A popular Vancouver Island farm-to-table restaurant is being forced to close by the Agricultural Land Commission (ALC), despite jumping through hoops to try and follow provincial rules.
Jodie Lucas and Will Gemmell opened the Rusted Rake farm-to-table eatery on their Nanoose Bay farmland two years ago, quickly becoming a go-to gathering place in the community.
The couple ran into a roadblock in May after the ALC told them the eatery didn’t conform with Agricultural Land Reserve (ALR) rules, forcing them to add a brewery to the restaurant.
But after submitting its applications for both the brewery and non-farm use for the restaurant, the ALC denied both — leaving the Rusted Rake no choice but to close.
“It breaks my heart that our little community is going to be missing out on an opportunity,” Lucas said Friday. “It breaks my heart that so many people have been so satisfied and impacted by us and are now losing their place, their local community place.
“Fifteen people lost their jobs today,” she added through tears, “including myself.”
According to the ALC Act, bistros, cafes and restaurants are considered non-farm use in the ALR.
But those rules don’t apply if the eatery is operated along with a brewery, winery, cidery, distillery or meadery.
Lucas and Gemmell invested $150,000 to be in compliance — including buying brewing equipment and grains, and turning the land.
WATCH: (May 14) Vancouver Island couple say they’re being forced to open brewery
Lucas says the non-farm-use application was denied because the restaurant wasn’t producing enough product for the number of seats it has.
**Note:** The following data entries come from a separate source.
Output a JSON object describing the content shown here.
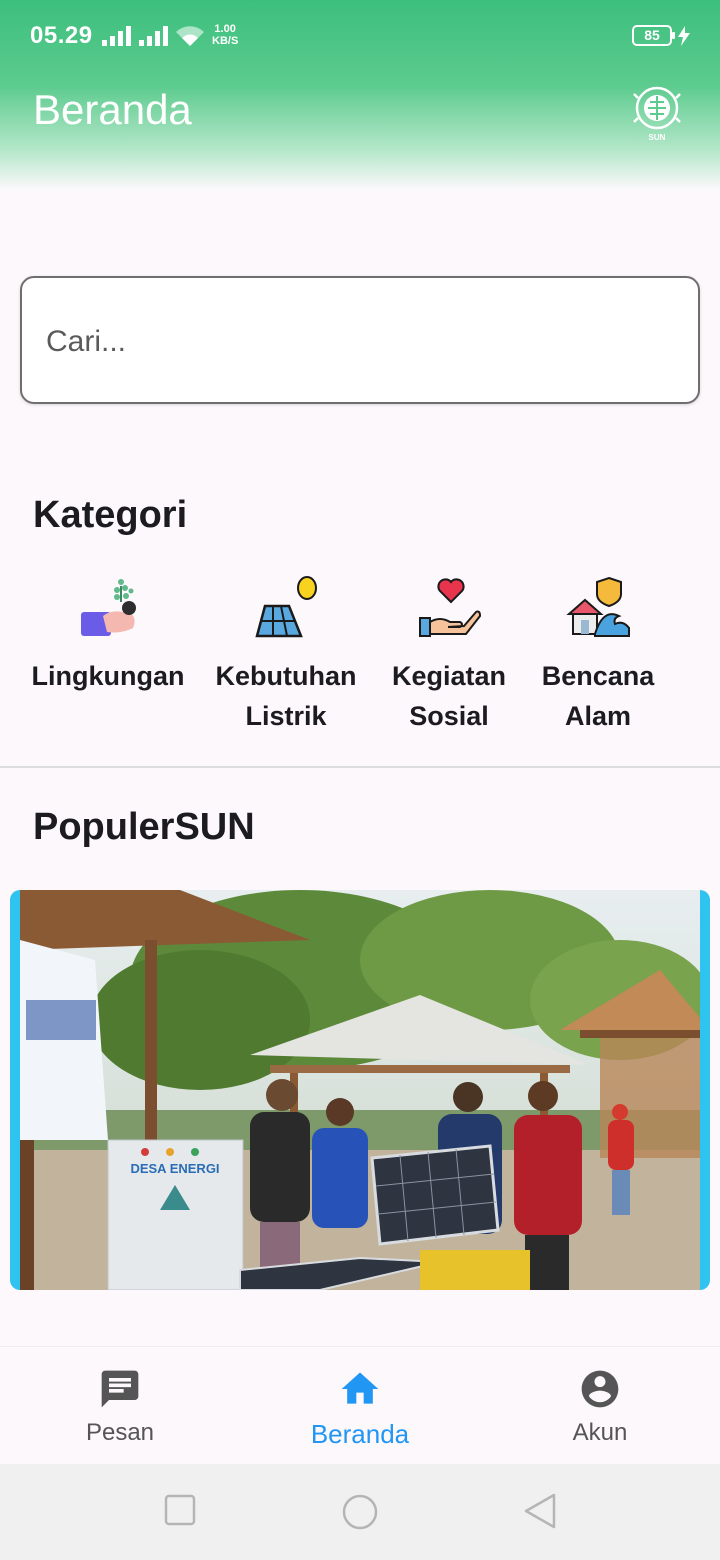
{
  "status_bar": {
    "time": "05.29",
    "net_speed_value": "1.00",
    "net_speed_unit": "KB/S",
    "battery": "85"
  },
  "header": {
    "title": "Beranda",
    "logo_text": "SUN"
  },
  "search": {
    "placeholder": "Cari..."
  },
  "categories": {
    "title": "Kategori",
    "items": [
      {
        "label": "Lingkungan",
        "icon": "plant-hand-icon"
      },
      {
        "label": "Kebutuhan Listrik",
        "icon": "solar-panel-icon"
      },
      {
        "label": "Kegiatan Sosial",
        "icon": "heart-hand-icon"
      },
      {
        "label": "Bencana Alam",
        "icon": "flood-house-icon"
      }
    ]
  },
  "popular": {
    "title": "PopulerSUN",
    "banner_sign_text": "DESA ENERGI"
  },
  "bottom_nav": {
    "items": [
      {
        "label": "Pesan",
        "icon": "message-icon"
      },
      {
        "label": "Beranda",
        "icon": "home-icon",
        "active": true
      },
      {
        "label": "Akun",
        "icon": "account-icon"
      }
    ]
  },
  "colors": {
    "header_green": "#3cbf7d",
    "active_blue": "#2196f3",
    "banner_border": "#2fc3ef"
  }
}
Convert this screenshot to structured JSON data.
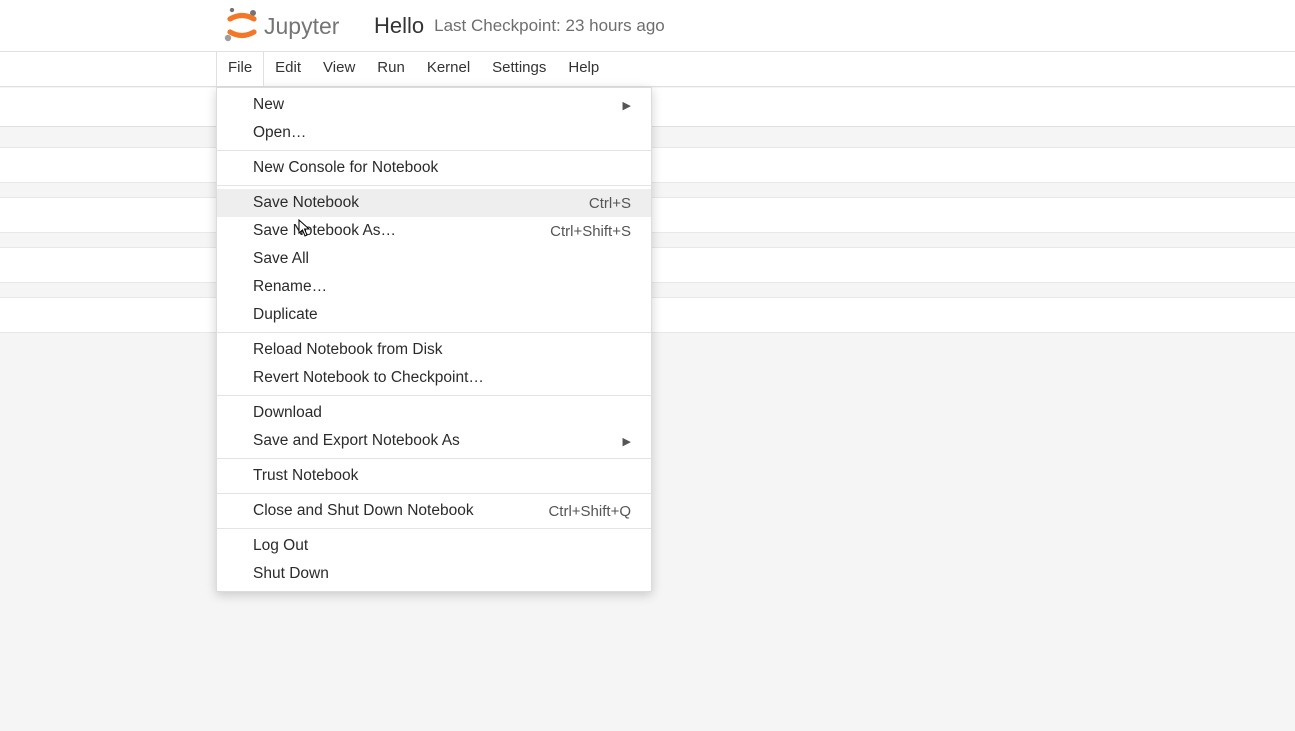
{
  "header": {
    "logo_text": "Jupyter",
    "notebook_title": "Hello",
    "checkpoint": "Last Checkpoint: 23 hours ago"
  },
  "menubar": {
    "file": "File",
    "edit": "Edit",
    "view": "View",
    "run": "Run",
    "kernel": "Kernel",
    "settings": "Settings",
    "help": "Help"
  },
  "file_menu": {
    "new": "New",
    "open": "Open…",
    "new_console": "New Console for Notebook",
    "save_notebook": "Save Notebook",
    "save_notebook_shortcut": "Ctrl+S",
    "save_notebook_as": "Save Notebook As…",
    "save_notebook_as_shortcut": "Ctrl+Shift+S",
    "save_all": "Save All",
    "rename": "Rename…",
    "duplicate": "Duplicate",
    "reload": "Reload Notebook from Disk",
    "revert": "Revert Notebook to Checkpoint…",
    "download": "Download",
    "export": "Save and Export Notebook As",
    "trust": "Trust Notebook",
    "close_shutdown": "Close and Shut Down Notebook",
    "close_shutdown_shortcut": "Ctrl+Shift+Q",
    "logout": "Log Out",
    "shutdown": "Shut Down"
  }
}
The reason for denying the brewery was not clear.
“We don’t know,” she said. “We’re left without answers.”
The BC Liberals said the closure is an example of how ALR regulations set by the province need to change.
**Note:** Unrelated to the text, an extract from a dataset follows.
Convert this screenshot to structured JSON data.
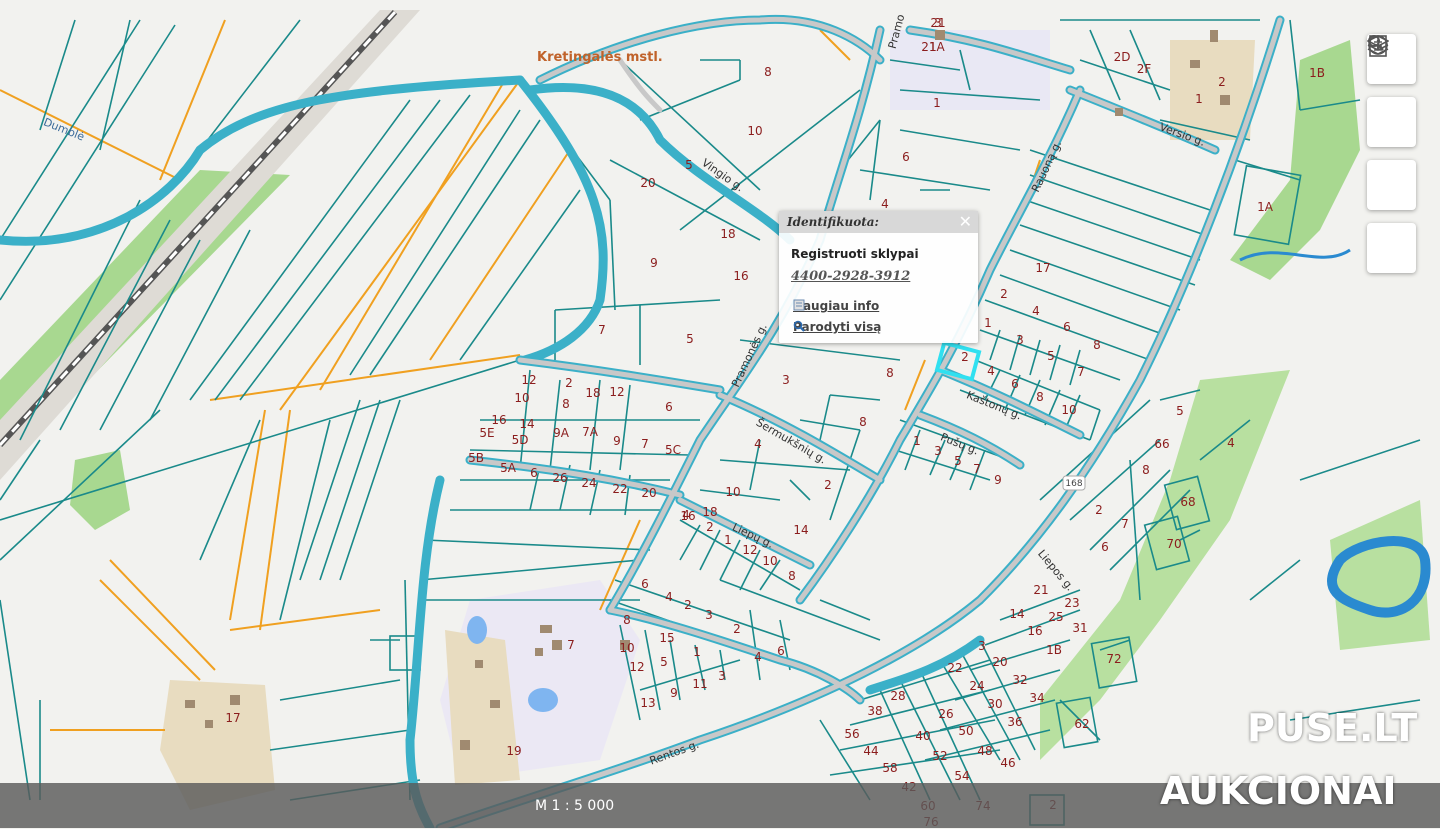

“Rather than simply closing down any business that doesn’t follow their strict rules to the letter, the ALC needs to take into account the unique context of applications and work with owners and farmers to reach a resolution that best serves the local community,” Parksville-Qualicum MLA Michelle Stilwell said in a statement.
“If the current government continues to stifle agricultural business, local farmers — and the British Columbians they serve — are going to be the ones paying the price.”
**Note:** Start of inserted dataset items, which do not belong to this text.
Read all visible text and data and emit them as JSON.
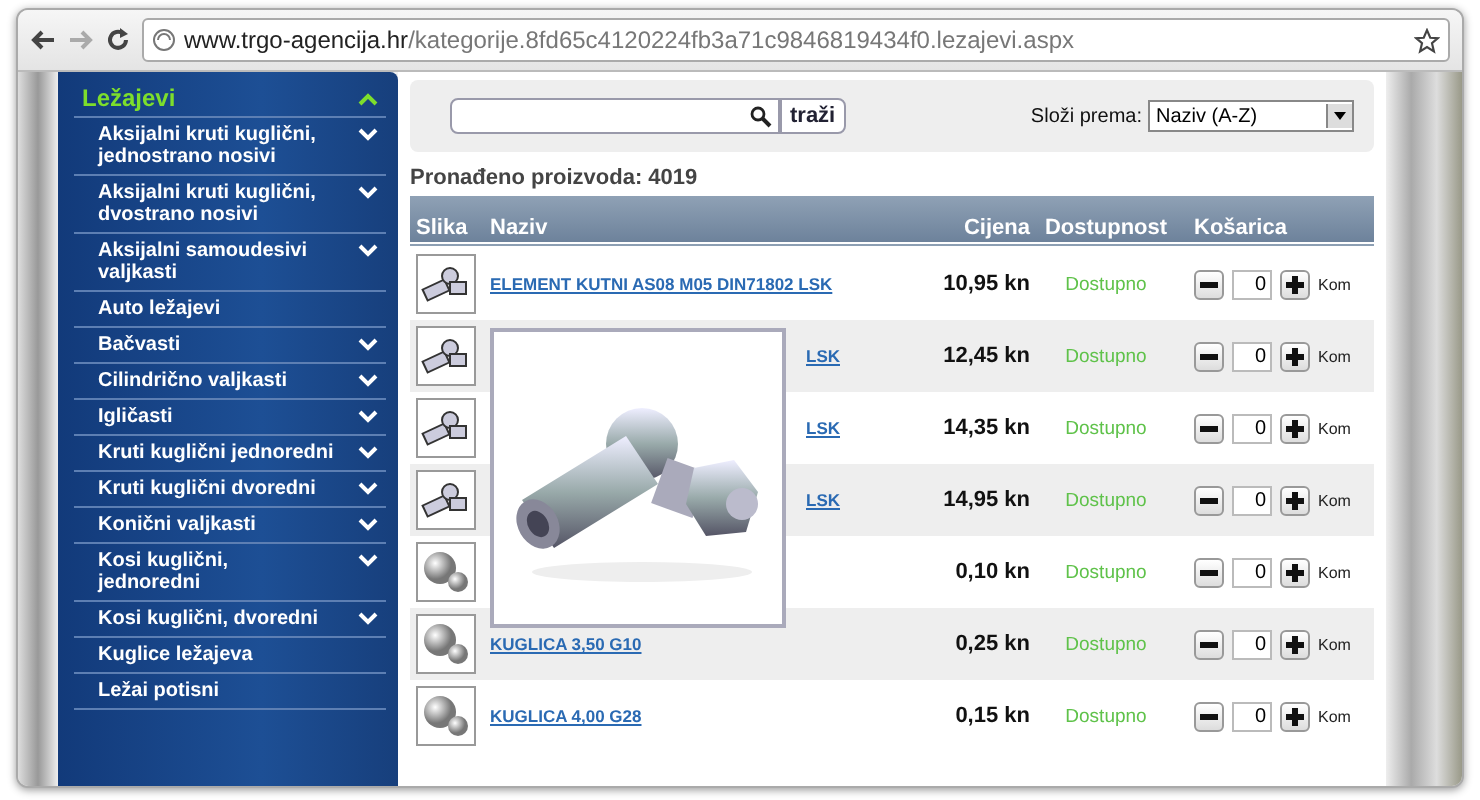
{
  "browser": {
    "url_host": "www.trgo-agencija.hr",
    "url_path": "/kategorije.8fd65c4120224fb3a71c9846819434f0.lezajevi.aspx"
  },
  "sidebar": {
    "heading": {
      "label": "Ležajevi",
      "expanded": true
    },
    "items": [
      {
        "label": "Aksijalni kruti kuglični, jednostrano nosivi",
        "expandable": true
      },
      {
        "label": "Aksijalni kruti kuglični, dvostrano nosivi",
        "expandable": true
      },
      {
        "label": "Aksijalni samoudesivi valjkasti",
        "expandable": true
      },
      {
        "label": "Auto ležajevi",
        "expandable": false
      },
      {
        "label": "Bačvasti",
        "expandable": true
      },
      {
        "label": "Cilindrično valjkasti",
        "expandable": true
      },
      {
        "label": "Igličasti",
        "expandable": true
      },
      {
        "label": "Kruti kuglični jednoredni",
        "expandable": true
      },
      {
        "label": "Kruti kuglični dvoredni",
        "expandable": true
      },
      {
        "label": "Konični valjkasti",
        "expandable": true
      },
      {
        "label": "Kosi kuglični, jednoredni",
        "expandable": true
      },
      {
        "label": "Kosi kuglični, dvoredni",
        "expandable": true
      },
      {
        "label": "Kuglice ležajeva",
        "expandable": false
      },
      {
        "label": "Ležai potisni",
        "expandable": false
      }
    ]
  },
  "search": {
    "button": "traži",
    "sort_label": "Složi prema:",
    "sort_value": "Naziv (A-Z)"
  },
  "found": "Pronađeno proizvoda: 4019",
  "table": {
    "columns": [
      "Slika",
      "Naziv",
      "Cijena",
      "Dostupnost",
      "Košarica"
    ],
    "rows": [
      {
        "kind": "joint",
        "name": "ELEMENT KUTNI AS08 M05 DIN71802 LSK",
        "covered": false,
        "price": "10,95 kn",
        "availability": "Dostupno",
        "qty": "0",
        "unit": "Kom"
      },
      {
        "kind": "joint",
        "name": "LSK",
        "covered": true,
        "price": "12,45 kn",
        "availability": "Dostupno",
        "qty": "0",
        "unit": "Kom"
      },
      {
        "kind": "joint",
        "name": "LSK",
        "covered": true,
        "price": "14,35 kn",
        "availability": "Dostupno",
        "qty": "0",
        "unit": "Kom"
      },
      {
        "kind": "joint",
        "name": "LSK",
        "covered": true,
        "price": "14,95 kn",
        "availability": "Dostupno",
        "qty": "0",
        "unit": "Kom"
      },
      {
        "kind": "ball",
        "price": "0,10 kn",
        "availability": "Dostupno",
        "qty": "0",
        "unit": "Kom"
      },
      {
        "kind": "ball",
        "name": "KUGLICA 3,50 G10",
        "covered": false,
        "price": "0,25 kn",
        "availability": "Dostupno",
        "qty": "0",
        "unit": "Kom"
      },
      {
        "kind": "ball",
        "name": "KUGLICA 4,00 G28",
        "covered": false,
        "price": "0,15 kn",
        "availability": "Dostupno",
        "qty": "0",
        "unit": "Kom"
      }
    ]
  }
}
The NDP government recently passed bills 15 and 52, which limit what farmers can do on their land, including what can be sold and what kind of structures can be built.
WATCH: (May 24) Metro Vancouver farmers and opposition BC Liberals rally against ALR laws
In her own statement, Agriculture Minister Lana Popham said the ALC’s decision concerning the Rusted Rake “was made based on rules put in place by the former BC Liberal government in 2016.”
“In the coming weeks government will be engaging directly with farmers, the public and stakeholders to discuss how we can support more value-added activities on farms within the ALR,” Popham added.
But Stillwell tells Global News Popham should step in.
Sunday will be the Rusted Rake’s final day of business, before it turns back into a farm-only venture. An appeals process exists, but it’s not clear if Lucas and Gemmell will explore it.
“We’re just very disheartened,” Lucas said.